Ich weiß nicht mehr, wann es angefangen hat, aber meine Beiträge zum Konflikt, zu meinen Überzeugungen und zu Israel wurden immer häufiger. Ich begann, wichtige Artikel und Berichte zu teilen, die meine Sicht auf die Geschehnisse widerspiegelten. Ich sah, dass immer mehr Jugendliche Ähnliches posteten. Auf meinem Bildschirm tauchten immer öfter Sätze wie „Lasst sie jetzt gehen“ oder „Bis zur letzten Geisel“ auf. Ehe ich mich versah, gehörte das Überprüfen, Lesen und Posten zu meiner morgendlichen Routine.

Je länger der Krieg andauerte, desto weniger Beiträge sah ich, und auch ich selbst habe aufgehört, so viel zu posten. Ich erinnere mich, dass ich vielleicht ein oder zwei Likes pro Beitrag bekam, und bald begann es mich zu entmutigen, dass meine Stimme nicht gehört wurde. Jetzt ist mir klar geworden: Wenn wir zusammenhalten, ist unsere stärkste Stimme die der Einheit innerhalb der jüdischen Gemeinschaft.

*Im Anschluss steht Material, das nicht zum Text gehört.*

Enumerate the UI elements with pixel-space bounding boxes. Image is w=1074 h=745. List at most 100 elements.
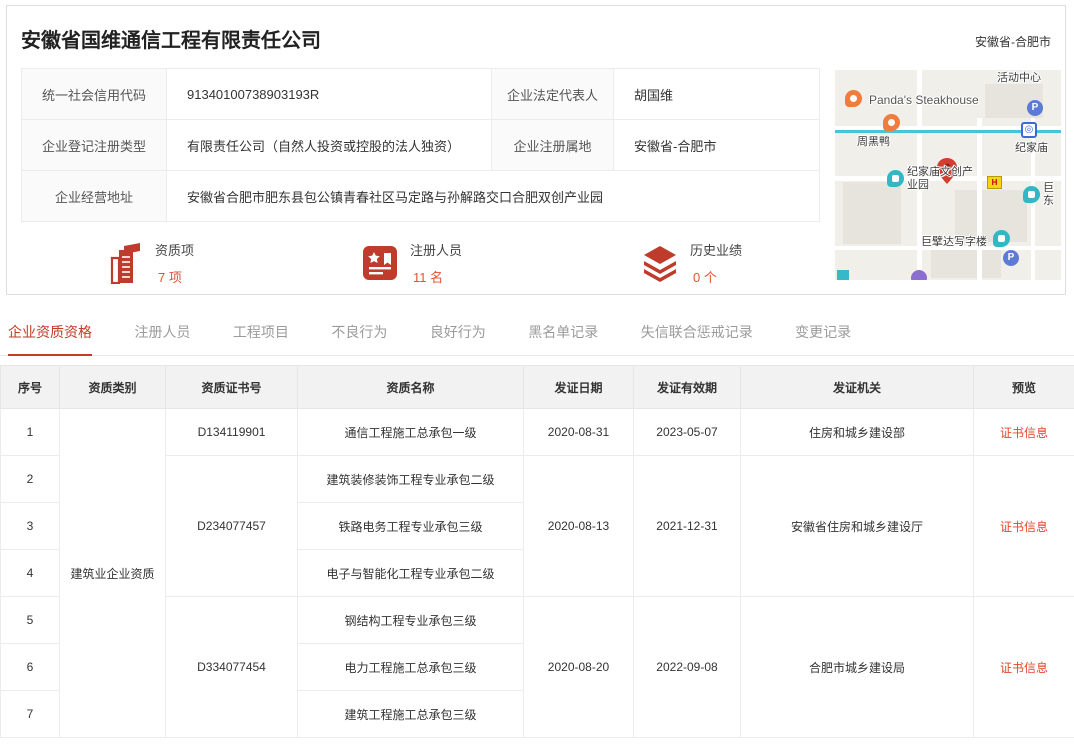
poi-icon-teal-square: [837, 270, 849, 280]
tab-registered-personnel[interactable]: 注册人员: [134, 310, 190, 354]
parking-icon: P: [1027, 100, 1043, 116]
company-summary-card: 安徽省国维通信工程有限责任公司 安徽省-合肥市 统一社会信用代码 9134010…: [6, 5, 1066, 295]
building-icon: [105, 241, 145, 285]
poi-label-industry-park: 纪家庙文创产业园: [907, 166, 979, 192]
seq-cell: 4: [1, 550, 60, 597]
stat-historical-performance-value: 0 个: [690, 267, 742, 286]
poi-label-right-edge: 巨东: [1043, 182, 1056, 208]
info-row-1: 统一社会信用代码 91340100738903193R 企业法定代表人 胡国维: [22, 69, 820, 120]
authority-cell: 安徽省住房和城乡建设厅: [741, 456, 974, 597]
certificate-icon: [360, 241, 400, 285]
stat-qualifications-value: 7 项: [155, 267, 194, 286]
info-row-2: 企业登记注册类型 有限责任公司（自然人投资或控股的法人独资） 企业注册属地 安徽…: [22, 120, 820, 171]
category-cell: 建筑业企业资质: [60, 409, 166, 738]
tab-enterprise-qualifications[interactable]: 企业资质资格: [8, 310, 92, 356]
tab-blacklist-records[interactable]: 黑名单记录: [528, 310, 598, 354]
stat-qualifications: 资质项 7 项: [105, 240, 194, 286]
registration-type-value: 有限责任公司（自然人投资或控股的法人独资）: [167, 120, 492, 171]
authority-cell: 住房和城乡建设部: [741, 409, 974, 456]
stat-historical-performance-label: 历史业绩: [690, 240, 742, 259]
business-address-value: 安徽省合肥市肥东县包公镇青春社区马定路与孙解路交口合肥双创产业园: [167, 171, 820, 222]
poi-label-activity-center: 活动中心: [997, 72, 1041, 85]
tab-engineering-projects[interactable]: 工程项目: [233, 310, 289, 354]
poi-label-jupoda-building: 巨擘达写字楼: [921, 236, 987, 249]
restaurant-pin-icon: [883, 114, 900, 131]
credit-code-value: 91340100738903193R: [167, 69, 492, 120]
page-title: 安徽省国维通信工程有限责任公司: [21, 24, 321, 53]
cert-info-link[interactable]: 证书信息: [1000, 661, 1048, 675]
cert-info-link[interactable]: 证书信息: [1000, 426, 1048, 440]
header-seq: 序号: [1, 366, 60, 409]
header-category: 资质类别: [60, 366, 166, 409]
credit-code-label: 统一社会信用代码: [22, 69, 167, 120]
layers-icon: [640, 241, 680, 285]
title-row: 安徽省国维通信工程有限责任公司 安徽省-合肥市: [21, 24, 1051, 53]
header-expiry-date: 发证有效期: [634, 366, 741, 409]
header-cert-no: 资质证书号: [166, 366, 298, 409]
tab-change-records[interactable]: 变更记录: [795, 310, 851, 354]
restaurant-pin-icon: [845, 90, 862, 107]
cert-info-link[interactable]: 证书信息: [1000, 520, 1048, 534]
poi-label-pandas-steakhouse: Panda's Steakhouse: [869, 94, 979, 107]
stat-registered-personnel-label: 注册人员: [410, 240, 462, 259]
map[interactable]: 活动中心 Panda's Steakhouse 周黑鸭 P ◎ 纪家庙 纪家庙文…: [835, 70, 1061, 280]
metro-station-icon: ◎: [1021, 122, 1037, 138]
building-pin-icon: [887, 170, 904, 187]
stat-registered-personnel: 注册人员 11 名: [360, 240, 462, 286]
qual-name-cell: 铁路电务工程专业承包三级: [298, 503, 524, 550]
map-block: [955, 190, 1027, 242]
registration-region-value: 安徽省-合肥市: [614, 120, 820, 171]
map-block: [843, 182, 901, 244]
poi-label-jijiamiao-station: 纪家庙: [1015, 142, 1048, 155]
poi-icon-purple: [911, 270, 927, 280]
seq-cell: 2: [1, 456, 60, 503]
issue-date-cell: 2020-08-31: [524, 409, 634, 456]
seq-cell: 6: [1, 644, 60, 691]
table-row: 1 建筑业企业资质 D134119901 通信工程施工总承包一级 2020-08…: [1, 409, 1074, 456]
seq-cell: 3: [1, 503, 60, 550]
cert-no-cell: D334077454: [166, 597, 298, 738]
expiry-date-cell: 2022-09-08: [634, 597, 741, 738]
legal-rep-value: 胡国维: [614, 69, 820, 120]
qual-name-cell: 通信工程施工总承包一级: [298, 409, 524, 456]
stat-registered-personnel-value: 11 名: [410, 267, 462, 286]
registration-type-label: 企业登记注册类型: [22, 120, 167, 171]
authority-cell: 合肥市城乡建设局: [741, 597, 974, 738]
map-block: [931, 250, 1001, 278]
business-address-label: 企业经营地址: [22, 171, 167, 222]
cert-no-cell: D134119901: [166, 409, 298, 456]
header-authority: 发证机关: [741, 366, 974, 409]
qual-name-cell: 建筑工程施工总承包三级: [298, 691, 524, 738]
map-road: [977, 118, 982, 280]
stat-historical-performance: 历史业绩 0 个: [640, 240, 742, 286]
header-issue-date: 发证日期: [524, 366, 634, 409]
seq-cell: 5: [1, 597, 60, 644]
registration-region-label: 企业注册属地: [492, 120, 614, 171]
qualification-table: 序号 资质类别 资质证书号 资质名称 发证日期 发证有效期 发证机关 预览 1 …: [0, 365, 1074, 738]
tab-bar: 企业资质资格 注册人员 工程项目 不良行为 良好行为 黑名单记录 失信联合惩戒记…: [0, 310, 1074, 356]
tab-dishonesty-records[interactable]: 失信联合惩戒记录: [641, 310, 753, 354]
parking-icon: P: [1003, 250, 1019, 266]
expiry-date-cell: 2023-05-07: [634, 409, 741, 456]
expiry-date-cell: 2021-12-31: [634, 456, 741, 597]
building-pin-icon: [993, 230, 1010, 247]
seq-cell: 7: [1, 691, 60, 738]
stat-qualifications-label: 资质项: [155, 240, 194, 259]
issue-date-cell: 2020-08-20: [524, 597, 634, 738]
qual-name-cell: 电力工程施工总承包三级: [298, 644, 524, 691]
poi-label-zhouheiya: 周黑鸭: [857, 136, 890, 149]
qual-name-cell: 电子与智能化工程专业承包二级: [298, 550, 524, 597]
legal-rep-label: 企业法定代表人: [492, 69, 614, 120]
header-qual-name: 资质名称: [298, 366, 524, 409]
company-info-table: 统一社会信用代码 91340100738903193R 企业法定代表人 胡国维 …: [21, 68, 820, 222]
seq-cell: 1: [1, 409, 60, 456]
table-header-row: 序号 资质类别 资质证书号 资质名称 发证日期 发证有效期 发证机关 预览: [1, 366, 1074, 409]
qual-name-cell: 建筑装修装饰工程专业承包二级: [298, 456, 524, 503]
tab-good-behavior[interactable]: 良好行为: [430, 310, 486, 354]
building-pin-icon: [1023, 186, 1040, 203]
hotel-icon: H: [987, 176, 1002, 189]
qual-name-cell: 钢结构工程专业承包三级: [298, 597, 524, 644]
issue-date-cell: 2020-08-13: [524, 456, 634, 597]
info-row-3: 企业经营地址 安徽省合肥市肥东县包公镇青春社区马定路与孙解路交口合肥双创产业园: [22, 171, 820, 222]
tab-bad-behavior[interactable]: 不良行为: [331, 310, 387, 354]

Ich erinnere mich daran, wie ich in der Anfangsphase des Krieges aus dem Auto stieg, um zur Schule zu gehen. Doch bevor ich ging, sagte meine Mutter zu mir: „Erzähl niemandem, dass du Jüdin bist, und ich möchte, dass du deine BBYO nicht mehr in der Schule trägst.“ Als ich das von meiner Mutter hörte und mir klar wurde, dass sie das für die Schule meinte, in der ich mich sicher fühlte, war das für mich am schwersten zu verkraften.

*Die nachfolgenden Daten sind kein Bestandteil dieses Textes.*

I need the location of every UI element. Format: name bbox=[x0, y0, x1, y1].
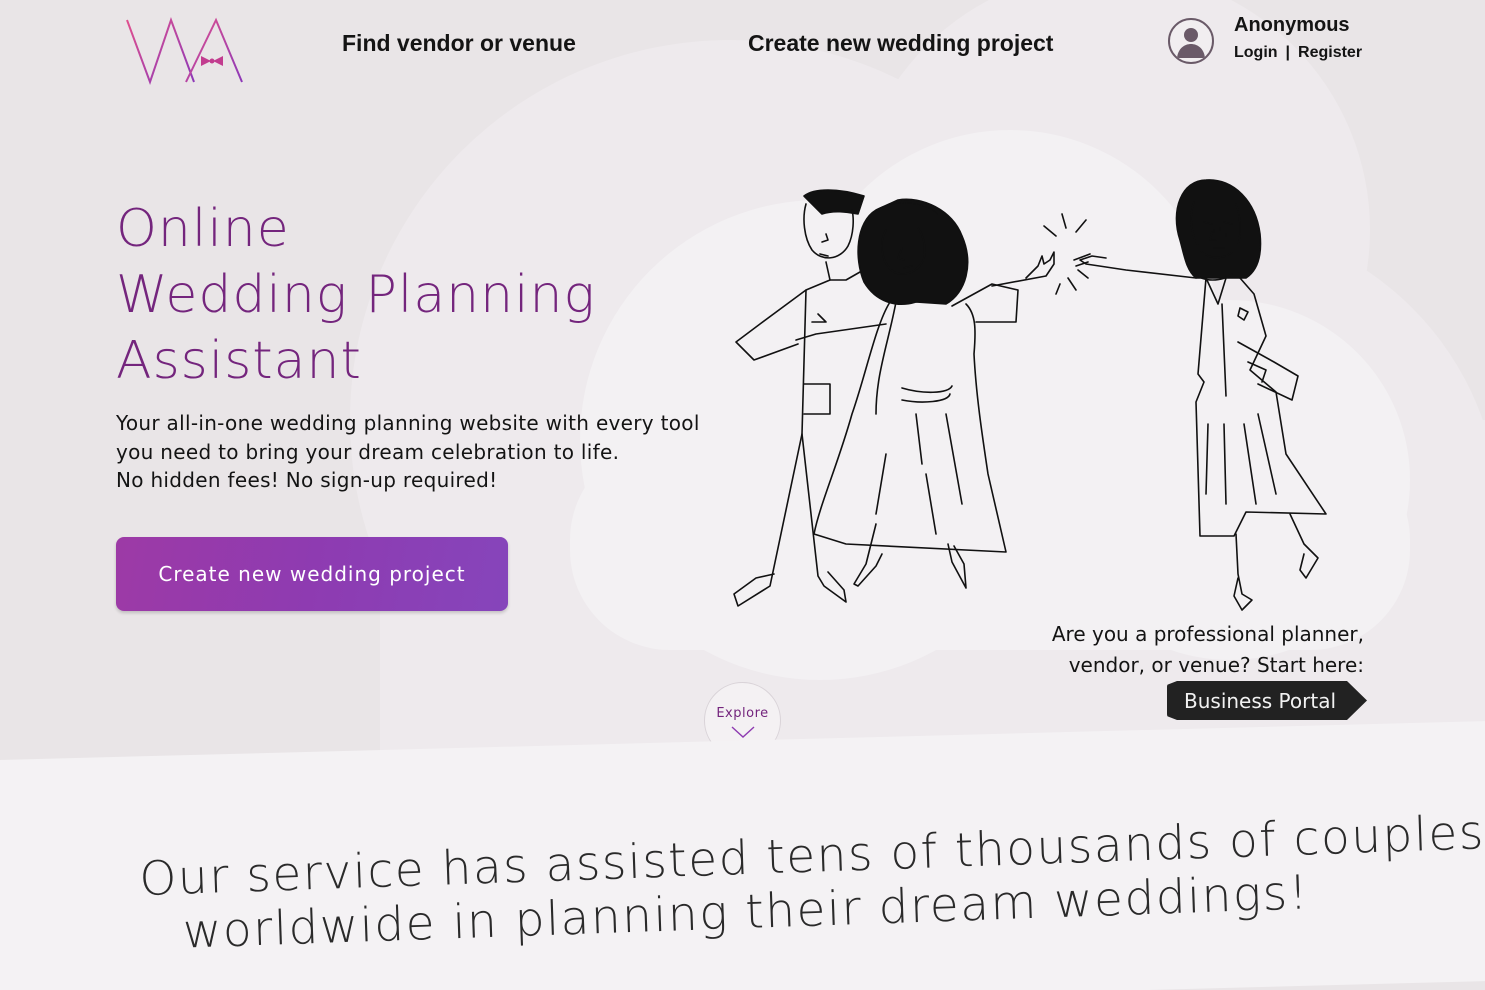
chevron-down-icon bbox=[731, 726, 754, 738]
user-avatar-icon bbox=[1177, 28, 1205, 58]
bowtie-icon bbox=[201, 56, 223, 66]
description-line: No hidden fees! No sign-up required! bbox=[116, 468, 498, 492]
hero-description: Your all-in-one wedding planning website… bbox=[116, 409, 736, 495]
title-line: Assistant bbox=[116, 331, 362, 391]
create-project-button[interactable]: Create new wedding project bbox=[116, 537, 508, 611]
user-auth-links: Login | Register bbox=[1234, 44, 1362, 62]
auth-separator: | bbox=[1285, 44, 1291, 61]
nav-create-project-link[interactable]: Create new wedding project bbox=[748, 30, 1053, 57]
description-line: Your all-in-one wedding planning website… bbox=[116, 411, 700, 435]
user-avatar[interactable] bbox=[1168, 18, 1214, 64]
title-line: Wedding Planning bbox=[116, 265, 596, 325]
page-title: Online Wedding Planning Assistant bbox=[116, 196, 596, 394]
prompt-line: vendor, or venue? Start here: bbox=[1068, 653, 1364, 677]
professional-prompt: Are you a professional planner, vendor, … bbox=[1052, 619, 1364, 681]
register-link[interactable]: Register bbox=[1298, 44, 1362, 61]
nav-find-vendor-link[interactable]: Find vendor or venue bbox=[342, 30, 576, 57]
business-portal-button[interactable]: Business Portal bbox=[1167, 681, 1367, 720]
explore-label: Explore bbox=[716, 706, 769, 721]
login-link[interactable]: Login bbox=[1234, 44, 1278, 61]
wedding-illustration bbox=[733, 179, 1327, 611]
prompt-line: Are you a professional planner, bbox=[1051, 622, 1364, 646]
title-line: Online bbox=[116, 199, 290, 259]
user-name: Anonymous bbox=[1234, 14, 1350, 36]
brand-logo[interactable] bbox=[124, 16, 246, 86]
description-line: you need to bring your dream celebration… bbox=[116, 439, 620, 464]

Antisemitismus ist in dieser Welt weit verbreitet und in unserem Alltag durchaus präsent. Ich habe gelegentlich Nachrichten erhalten, in denen mir mitgeteilt wurde, dass meine Beiträge falsch seien, oder über Dinge, die Kinder in meiner Klasse sagen, oder über die Geschichten über die Hakenkreuze im Badezimmer. Der für mich einschneidendste Moment war jedoch, als ein Lehrer an meiner Schule ein antisemitisches Video auf Google Classroom gepostet hat. Es war nicht meine Klasse und auch nicht mein Lehrer, aber ich habe die Empörung der jüdischen Schüler und Eltern miterlebt. Ich glaube, dass dieser Krieg das jüdische Volk zusammengeschweißt und uns geeinter denn je gemacht hat.

Das ist mir schon seit meiner Reise nach Washington, D.C., zur Demonstration gegen Israel, seit meiner Teilnahme an L’Taken im RAC oder sogar während meiner Zeit bei IC als Teil einer großen BBYO klar bewusst. Die meisten von uns haben die unzähligen Geschichten von zerrissenen Familien und Geiseln gehört. Ich war nicht allein, als mir die Tränen über die Wangen liefen. Wir weinten gemeinsam als Juden. Die Tränen, die Stärke und das Glück sind Dinge, die Juden gemeinsam empfinden – die Höhen und die Tiefen.

Meine Botschaft in all dem lautet: Wir stehen zusammen und wir dürfen nicht aufgeben.